SOBRE LOS CUARENTA AÑOS.


Los cuarenta años que -según me recuerda la radio esta madrugada, cuando salgo a trabajar- se cumplen de las "primeras elecciones democráticas de estepaís".

De entrada, hacen bien en no tratar de colarnos como democracia esa república segunda, vertedero de mierda y sangre, zahúrda de chulos cobardes y tontos pusilánimes, en la que la izquierda siempre consideró al Estado como su propiedad, y la derecha no supo qué hacer con su victoria electoral. Y eso que, en este sentido, no hay mejor heredero que esta democracia para aquél desbarajuste.

Tampoco colaría como democracia la república primera, que genero tres guerras civiles simultáneas y episodios tan chuscos como la declaración de guerra de Jumilla a Murcia, y las algaradas piratas de Cartagena sobre la costa levantina. Y eso que, a este respecto, seguimos idéntico camino, y ya nos las veremos igual cualquier día.

Menos aún podría colar como democracia el curioso periodo de los dos borbones de nombre Alfonso; esos que dieron contenido al verbo borbonear, tan profusamente conjugado en estos últimos decenios.

Evidentemente, para los tontos incapaces de salirse del tópico y el estereotipo, la única democracia es el régimen donde los partidos políticos separan, dividen, enfrentan y confunden a los pobres desgraciados que tienen sometidos, cuyo única participación es la evacuación periódica de su cachito de soberanía nacional en los vespasianos de metacrilato. O -en casos de extrema gilipollez separatista- de cartón.

La representación popular, debidamente organizada en torno a las vías naturales -el municipio, la familia, el sindicato- no vale como democracia para los que viven del cuento de los partidos políticos que nos esquilman. Y que, por supuesto, dan de comer a la multitud de comunicadores, tertulianos, creadores de opinión y demás gente de mal vivir, que cobran por alabanza al propio o diatriba al contrario. 

De todo ello, creo poder deducir que, efectivamente, hace exactamente cuarenta años se celebraron -perpetraron, más bien- las primeras elecciones democráticas de estepaís. Estepaís tan parecido a la primera república, los cantones y las guerras civiles -dentro de unos meses me lo dirán los pobres habitantes de esa Catalunlla que sólo existe en mentes calenturientas de bobos o de chorizos-; estepaís tan parecido a la segunda república, con una izquierda que considera que nadie sino ellos tienen derecho a gobernar, porque son los únicos demócratas -más democráticos cuanto más ultraizquierdistas-; y con una derecha acojonada y acongojada ante el temor de que la llamen franquista.

Estepaís tan parecido a la restauración borbónica; estepaís tan de pandereta, aunque ahora la pandereta lleve pellejos de movidas, orgullos y titiriteros etarras y carmenitas.

Estepaís donde la industria desapareció a la mayor gloria de los cabestros que nos metieron de hoz y coz en el mercado común, hundiendo durante décadas nuestra economía a cambio de recibir la sopa boba que los politicastros desviaban a donde les venía bien; estepaís donde los recursos de los parados se los meten en el bolsillo los partidos y los sindicatos; estepaís donde los ayuntamientos mejor valorados son los que tienen las calles llenas de mierda, pero ofrecen circo abundante.
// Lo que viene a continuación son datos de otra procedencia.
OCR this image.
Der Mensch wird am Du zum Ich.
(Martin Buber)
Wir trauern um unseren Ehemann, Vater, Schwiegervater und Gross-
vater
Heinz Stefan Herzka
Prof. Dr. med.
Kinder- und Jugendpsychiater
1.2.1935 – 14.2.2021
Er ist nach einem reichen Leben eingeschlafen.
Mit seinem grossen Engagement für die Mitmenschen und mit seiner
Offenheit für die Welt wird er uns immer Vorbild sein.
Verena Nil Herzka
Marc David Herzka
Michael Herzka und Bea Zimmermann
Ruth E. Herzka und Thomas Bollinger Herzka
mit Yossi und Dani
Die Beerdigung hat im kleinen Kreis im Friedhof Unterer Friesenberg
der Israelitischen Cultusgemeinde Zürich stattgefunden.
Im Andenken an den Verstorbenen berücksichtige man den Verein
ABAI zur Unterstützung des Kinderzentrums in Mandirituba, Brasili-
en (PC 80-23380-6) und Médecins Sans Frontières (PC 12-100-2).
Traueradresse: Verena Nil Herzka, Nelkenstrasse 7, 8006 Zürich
Estepaís donde el socialista -me lo han dicho personalmente- votará socialista aunque se muera de hambre, y donde el derechista votará al PP -nido de traición, de corrupción, de cobardía- porque si no, vendrán los rojos.

Estepaís, desde luego, es el hijo directo de esas primeras elecciones democráticas; es lo que nos hemos dado a nosotros mismos, como advirtió el fenecido señor Duque de Suárez. De aquellas primeras papeletas vinieron la sangre de mil asesinados por ETA, los cinco millones de parados, las concesiones a cualquier separatista o terrorista, las corrupciones de todos -PSOE, PP, IU, UGT, CC.OO. y un etcétera que no cabría aquí-, los jueces estrella prevaricadores, los guardias civiles arrastrando por el suelo las banderas de España que acababan de robarle a los españoles y, en un futuro no muy lejano, la desmembración de España.

Y lo peor, es que nos lo merecemos.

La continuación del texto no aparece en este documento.